A little before the dawn of the night after Stumpf s recovery, Cherrick woke suddenly, startled from his rest by bad dreams. Outside it was pitch-dark; neither moon nor stars relieved the depth of the night. But his body-clock, which his life as a mercenary had trained to impressive accuracy, told him that first light was not far off, and he had no wish to lay his head down again and sleep. Not with the old man waiting to be dreamt. It wasn't just the raised palms, the blood glistening, that so distressed Cherrick. It was the words he'd dreamt coming from the old man's toothless mouth which had brought on the cold sweat that now encased his body.

What were the words? He couldn't recall them now, but wanted to; wanted the sentiments dragged into wakefulness, where they could be dissected and dismissed as ridiculous. They wouldn't come though. He lay on his wretched cot, the dark wrapping him up too tightly for him to move, and suddenly the bloody hands were there, in front of him, suspended in the pitch. There was no face, no sky, no tribe. Just the hands.

'Dreaming,' Cherrick told himself, but he knew better.

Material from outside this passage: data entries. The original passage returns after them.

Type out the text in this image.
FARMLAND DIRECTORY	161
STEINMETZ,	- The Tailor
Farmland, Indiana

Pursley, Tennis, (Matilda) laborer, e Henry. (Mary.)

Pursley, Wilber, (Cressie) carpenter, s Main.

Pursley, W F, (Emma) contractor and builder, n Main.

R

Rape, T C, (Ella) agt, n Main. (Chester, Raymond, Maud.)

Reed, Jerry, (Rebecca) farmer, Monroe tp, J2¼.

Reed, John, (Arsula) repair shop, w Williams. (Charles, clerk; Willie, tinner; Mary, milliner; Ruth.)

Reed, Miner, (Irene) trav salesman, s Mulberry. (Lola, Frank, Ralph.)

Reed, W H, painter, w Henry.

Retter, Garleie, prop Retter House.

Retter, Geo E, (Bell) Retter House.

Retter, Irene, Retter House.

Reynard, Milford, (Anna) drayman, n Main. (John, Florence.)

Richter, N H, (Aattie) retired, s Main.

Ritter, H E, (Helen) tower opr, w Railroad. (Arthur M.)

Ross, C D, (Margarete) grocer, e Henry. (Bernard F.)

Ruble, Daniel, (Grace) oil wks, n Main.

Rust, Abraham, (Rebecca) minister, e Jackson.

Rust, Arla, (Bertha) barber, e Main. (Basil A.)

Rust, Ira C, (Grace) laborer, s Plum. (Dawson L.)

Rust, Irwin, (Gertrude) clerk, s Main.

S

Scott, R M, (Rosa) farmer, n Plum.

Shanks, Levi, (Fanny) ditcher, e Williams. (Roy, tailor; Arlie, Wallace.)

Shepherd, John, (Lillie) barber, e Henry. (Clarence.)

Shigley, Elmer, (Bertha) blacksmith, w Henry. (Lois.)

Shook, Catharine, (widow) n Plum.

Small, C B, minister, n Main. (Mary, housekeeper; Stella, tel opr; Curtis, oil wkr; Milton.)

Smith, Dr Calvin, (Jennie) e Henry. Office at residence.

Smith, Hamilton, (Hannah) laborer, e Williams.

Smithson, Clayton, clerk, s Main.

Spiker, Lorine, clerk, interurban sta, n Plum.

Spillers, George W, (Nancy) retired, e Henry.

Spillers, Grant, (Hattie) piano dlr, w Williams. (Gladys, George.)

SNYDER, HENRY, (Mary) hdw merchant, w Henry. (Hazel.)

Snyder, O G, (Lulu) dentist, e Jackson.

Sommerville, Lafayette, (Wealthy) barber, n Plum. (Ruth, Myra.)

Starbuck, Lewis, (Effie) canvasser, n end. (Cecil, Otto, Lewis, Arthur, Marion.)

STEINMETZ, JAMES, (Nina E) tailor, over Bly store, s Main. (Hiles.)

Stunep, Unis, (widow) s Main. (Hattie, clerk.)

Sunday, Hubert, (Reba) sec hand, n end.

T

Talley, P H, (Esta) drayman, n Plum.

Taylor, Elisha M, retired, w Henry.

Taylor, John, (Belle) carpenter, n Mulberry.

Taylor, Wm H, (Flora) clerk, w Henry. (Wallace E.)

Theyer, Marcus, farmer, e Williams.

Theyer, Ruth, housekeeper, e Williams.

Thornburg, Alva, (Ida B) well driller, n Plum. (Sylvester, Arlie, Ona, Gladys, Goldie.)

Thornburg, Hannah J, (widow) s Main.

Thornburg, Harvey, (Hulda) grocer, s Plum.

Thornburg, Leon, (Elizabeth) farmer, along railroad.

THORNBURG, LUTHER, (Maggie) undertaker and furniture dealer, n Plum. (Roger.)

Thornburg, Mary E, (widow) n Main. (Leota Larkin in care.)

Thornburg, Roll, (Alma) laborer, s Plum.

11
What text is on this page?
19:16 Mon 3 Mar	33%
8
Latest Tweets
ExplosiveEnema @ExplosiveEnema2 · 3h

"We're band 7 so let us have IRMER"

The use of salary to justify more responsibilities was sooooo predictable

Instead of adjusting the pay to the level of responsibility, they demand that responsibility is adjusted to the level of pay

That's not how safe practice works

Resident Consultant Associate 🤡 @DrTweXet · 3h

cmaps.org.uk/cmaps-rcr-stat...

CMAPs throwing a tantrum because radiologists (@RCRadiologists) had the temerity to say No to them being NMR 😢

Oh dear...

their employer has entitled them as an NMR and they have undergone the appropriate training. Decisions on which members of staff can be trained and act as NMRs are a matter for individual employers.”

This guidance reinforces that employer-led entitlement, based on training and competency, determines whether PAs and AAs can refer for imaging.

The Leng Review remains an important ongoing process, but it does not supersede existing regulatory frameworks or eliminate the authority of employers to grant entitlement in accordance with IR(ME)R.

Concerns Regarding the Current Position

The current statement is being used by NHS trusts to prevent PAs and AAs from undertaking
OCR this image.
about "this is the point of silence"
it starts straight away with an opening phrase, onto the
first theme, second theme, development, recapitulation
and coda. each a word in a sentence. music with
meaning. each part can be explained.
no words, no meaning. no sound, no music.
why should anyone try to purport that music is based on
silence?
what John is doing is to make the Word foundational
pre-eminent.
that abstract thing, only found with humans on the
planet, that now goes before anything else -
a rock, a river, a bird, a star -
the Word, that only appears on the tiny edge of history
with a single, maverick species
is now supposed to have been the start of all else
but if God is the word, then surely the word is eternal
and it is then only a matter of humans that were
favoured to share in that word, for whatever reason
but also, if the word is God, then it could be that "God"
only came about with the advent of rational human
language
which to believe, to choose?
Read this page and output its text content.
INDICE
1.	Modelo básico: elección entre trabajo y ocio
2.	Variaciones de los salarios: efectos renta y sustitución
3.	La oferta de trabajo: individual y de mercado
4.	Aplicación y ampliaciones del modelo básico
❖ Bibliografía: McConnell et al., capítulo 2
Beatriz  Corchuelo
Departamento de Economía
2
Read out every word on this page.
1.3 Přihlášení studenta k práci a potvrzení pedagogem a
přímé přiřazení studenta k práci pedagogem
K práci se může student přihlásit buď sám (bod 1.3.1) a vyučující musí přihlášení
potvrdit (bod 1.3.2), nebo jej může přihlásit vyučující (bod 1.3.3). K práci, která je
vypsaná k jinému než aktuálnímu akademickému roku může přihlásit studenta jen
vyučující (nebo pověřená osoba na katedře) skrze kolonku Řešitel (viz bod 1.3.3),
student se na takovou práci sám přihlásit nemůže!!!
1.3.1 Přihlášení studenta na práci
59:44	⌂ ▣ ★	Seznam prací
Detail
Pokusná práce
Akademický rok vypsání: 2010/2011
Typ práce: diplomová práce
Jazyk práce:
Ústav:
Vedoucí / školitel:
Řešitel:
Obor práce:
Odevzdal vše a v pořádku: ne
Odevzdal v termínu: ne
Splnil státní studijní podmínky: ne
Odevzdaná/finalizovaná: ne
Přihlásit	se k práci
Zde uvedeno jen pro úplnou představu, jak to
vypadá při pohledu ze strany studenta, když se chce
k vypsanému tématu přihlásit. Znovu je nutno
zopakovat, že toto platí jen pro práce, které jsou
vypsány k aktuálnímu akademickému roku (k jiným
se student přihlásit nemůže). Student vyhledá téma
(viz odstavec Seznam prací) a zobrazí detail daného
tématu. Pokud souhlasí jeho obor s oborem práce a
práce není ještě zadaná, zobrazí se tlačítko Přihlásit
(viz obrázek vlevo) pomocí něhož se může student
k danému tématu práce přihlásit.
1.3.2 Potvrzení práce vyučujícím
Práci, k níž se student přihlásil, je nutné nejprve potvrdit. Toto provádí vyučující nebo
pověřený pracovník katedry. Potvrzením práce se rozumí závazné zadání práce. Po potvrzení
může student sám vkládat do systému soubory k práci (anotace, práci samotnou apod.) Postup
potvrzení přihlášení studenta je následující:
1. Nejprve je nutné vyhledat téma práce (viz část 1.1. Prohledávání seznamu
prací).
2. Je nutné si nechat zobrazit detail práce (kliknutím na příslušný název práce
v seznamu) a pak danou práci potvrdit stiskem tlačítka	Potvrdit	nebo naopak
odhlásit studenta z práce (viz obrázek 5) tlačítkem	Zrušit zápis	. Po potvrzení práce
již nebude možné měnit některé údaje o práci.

And now, the voice. He was getting his wish; here were the words he had dreamt spoken. Few of them made sense. Cherrick lay like a newborn baby, listening to its parents talk but unable to make any significance of their exchanges. He was ignorant, wasn't he? He tasted the sourness of his stupidity for the first time since childhood. The voice made him fearful of ambiguities he had ridden roughshod over, of whispers his shouting life had rendered inaudible. He fumbled for comprehension, and was not entirely frustrated. The man was speaking of the world, and of exile from the world; of being broken always by what one seeks to possess. Cherrick struggled, wishing he could stop the voice and ask for explanation. But it was already fading, ushered away by the wild address of parrots in the trees, raucous and gaudy voices erupting suddenly on every side. Through the mesh of Cherrick's mosquito net he could see the sky flaring through the branches.